Now because the A-T pair has only two weak hydrogen bonds but the C-G pair has three, A and T take a shorter time to complete duplication than the C and G do. Although the replication time is short in some fraction of nano second, but the time adds up quickly for genomes with base pairs in the billions. So having the C-G pair may slow down the replication, but the gain is in information. One base pair gives you 1 bit per base information. Two pairs gives you 2 bits per base information. But, having more base pairs may eventually run into a diminished return in information replication rate if the new bases take too long a time to replicate. Hence the consideration for the optimal rate of replication measured in information bits per base per time. Without information there would be no diversity, no complexity. Without replication in information there would be no life.

Using a simple transmission/replication rate calculation by Shannon you can calculate the mean rate for the AT-system, the CG-system, the ATCG-system, and for some hypothetical 6-bases, 2n-bases system whose new bases take progressively longer time to replicate. The analysis shows the ATCG-system has the optimal replication rate if the CG bases take 1.65 to 3 times longer to replicate than the AT bases. That is, a base-2 system replicates its bases faster but does not carry more information to have a higher bit rate. Likewise, a base-6 system has a greater per-base information but replicate slower on average to end up with a suboptimal bit rate.

According to a comparison from the paper, the base-4 system is about 40% faster than the A–T only system, and 133% faster than the G–C only system. Assume life on Earth started about 4 billion years ago, then the A-T only system would set back evolution by 1 billion years, the G–C system would do so by 2.3 billion years. For a hypothetical base-6 system, it would do so by 80 million years. In other words, life is where it should be because the base-4 system is able to transmit information through the time bottleneck at the optimal bit rate.

In conclusion, life is to replicate the most information with the shortest time, and the base-4 system does it the best. If ever there were other systems they would have lost the informatic competition to the base-4 system from the get-go. Darwin's principle works at life's most basic and most important level.
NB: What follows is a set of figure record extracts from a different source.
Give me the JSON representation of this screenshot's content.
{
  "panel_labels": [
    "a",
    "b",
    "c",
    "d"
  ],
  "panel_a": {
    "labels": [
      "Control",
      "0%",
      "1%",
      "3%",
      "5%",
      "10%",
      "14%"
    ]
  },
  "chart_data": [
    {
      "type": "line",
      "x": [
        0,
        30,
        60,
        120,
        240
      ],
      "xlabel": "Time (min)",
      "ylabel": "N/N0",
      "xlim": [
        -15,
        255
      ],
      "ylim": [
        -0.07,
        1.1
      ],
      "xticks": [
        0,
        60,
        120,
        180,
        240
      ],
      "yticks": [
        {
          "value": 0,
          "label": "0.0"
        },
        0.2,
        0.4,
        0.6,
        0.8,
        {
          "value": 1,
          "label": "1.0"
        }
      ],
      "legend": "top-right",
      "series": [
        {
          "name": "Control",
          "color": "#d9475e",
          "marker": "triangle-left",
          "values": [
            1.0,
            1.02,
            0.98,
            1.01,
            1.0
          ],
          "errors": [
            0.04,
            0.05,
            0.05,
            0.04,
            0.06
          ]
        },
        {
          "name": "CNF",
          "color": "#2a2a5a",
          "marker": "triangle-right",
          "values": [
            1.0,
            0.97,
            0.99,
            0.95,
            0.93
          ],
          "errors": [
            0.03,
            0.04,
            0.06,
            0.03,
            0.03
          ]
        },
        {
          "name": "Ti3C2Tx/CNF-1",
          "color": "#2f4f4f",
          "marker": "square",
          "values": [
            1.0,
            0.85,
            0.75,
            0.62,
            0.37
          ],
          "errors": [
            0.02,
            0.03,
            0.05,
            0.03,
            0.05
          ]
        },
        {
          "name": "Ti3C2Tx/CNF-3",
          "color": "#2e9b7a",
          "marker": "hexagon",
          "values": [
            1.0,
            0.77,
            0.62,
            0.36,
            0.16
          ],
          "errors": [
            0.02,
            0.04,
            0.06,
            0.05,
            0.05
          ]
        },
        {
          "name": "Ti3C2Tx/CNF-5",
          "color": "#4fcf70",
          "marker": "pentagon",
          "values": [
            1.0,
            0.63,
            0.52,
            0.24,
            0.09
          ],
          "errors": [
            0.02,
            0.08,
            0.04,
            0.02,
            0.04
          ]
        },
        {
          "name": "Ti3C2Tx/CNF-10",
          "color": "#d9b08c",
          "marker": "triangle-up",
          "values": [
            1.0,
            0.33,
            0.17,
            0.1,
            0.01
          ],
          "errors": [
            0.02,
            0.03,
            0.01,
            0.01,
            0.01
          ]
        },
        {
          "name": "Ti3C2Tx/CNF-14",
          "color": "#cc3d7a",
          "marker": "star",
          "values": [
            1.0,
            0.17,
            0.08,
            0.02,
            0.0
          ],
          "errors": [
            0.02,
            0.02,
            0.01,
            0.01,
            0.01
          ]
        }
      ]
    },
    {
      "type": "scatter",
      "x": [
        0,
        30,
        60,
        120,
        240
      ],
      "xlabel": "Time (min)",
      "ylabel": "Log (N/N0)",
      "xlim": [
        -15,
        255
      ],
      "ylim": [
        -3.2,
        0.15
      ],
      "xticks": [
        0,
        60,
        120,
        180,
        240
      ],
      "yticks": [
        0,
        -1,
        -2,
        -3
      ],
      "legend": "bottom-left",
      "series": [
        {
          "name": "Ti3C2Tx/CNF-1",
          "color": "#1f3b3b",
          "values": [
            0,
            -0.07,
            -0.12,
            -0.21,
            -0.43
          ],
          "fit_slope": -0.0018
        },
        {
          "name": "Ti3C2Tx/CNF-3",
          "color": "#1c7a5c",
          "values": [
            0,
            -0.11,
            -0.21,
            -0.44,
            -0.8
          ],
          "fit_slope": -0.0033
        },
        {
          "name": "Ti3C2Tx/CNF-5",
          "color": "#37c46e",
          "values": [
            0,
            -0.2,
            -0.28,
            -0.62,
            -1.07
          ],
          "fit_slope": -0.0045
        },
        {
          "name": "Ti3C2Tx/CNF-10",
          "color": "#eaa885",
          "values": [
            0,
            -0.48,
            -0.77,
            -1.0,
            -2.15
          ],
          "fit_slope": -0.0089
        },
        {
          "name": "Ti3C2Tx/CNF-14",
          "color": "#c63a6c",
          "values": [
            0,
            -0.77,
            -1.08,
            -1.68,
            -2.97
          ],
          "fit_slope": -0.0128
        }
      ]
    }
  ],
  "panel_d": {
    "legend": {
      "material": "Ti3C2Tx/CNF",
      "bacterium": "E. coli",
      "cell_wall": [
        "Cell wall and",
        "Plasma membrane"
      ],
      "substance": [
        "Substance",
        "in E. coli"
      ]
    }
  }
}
There are other explanations, all non-Darwinian. Most are based on the base's molecular structures. But these types of explanation border on circular argument -- using observations to explain themselves. They also face this catch-22 problem since there is no way to exhaust all possible bases for replication. However, such lines of exploration are fruitful regardless because more knowledge the better. But without taking information and its replication into consideration it is hard to imagine a sensible answer to the question.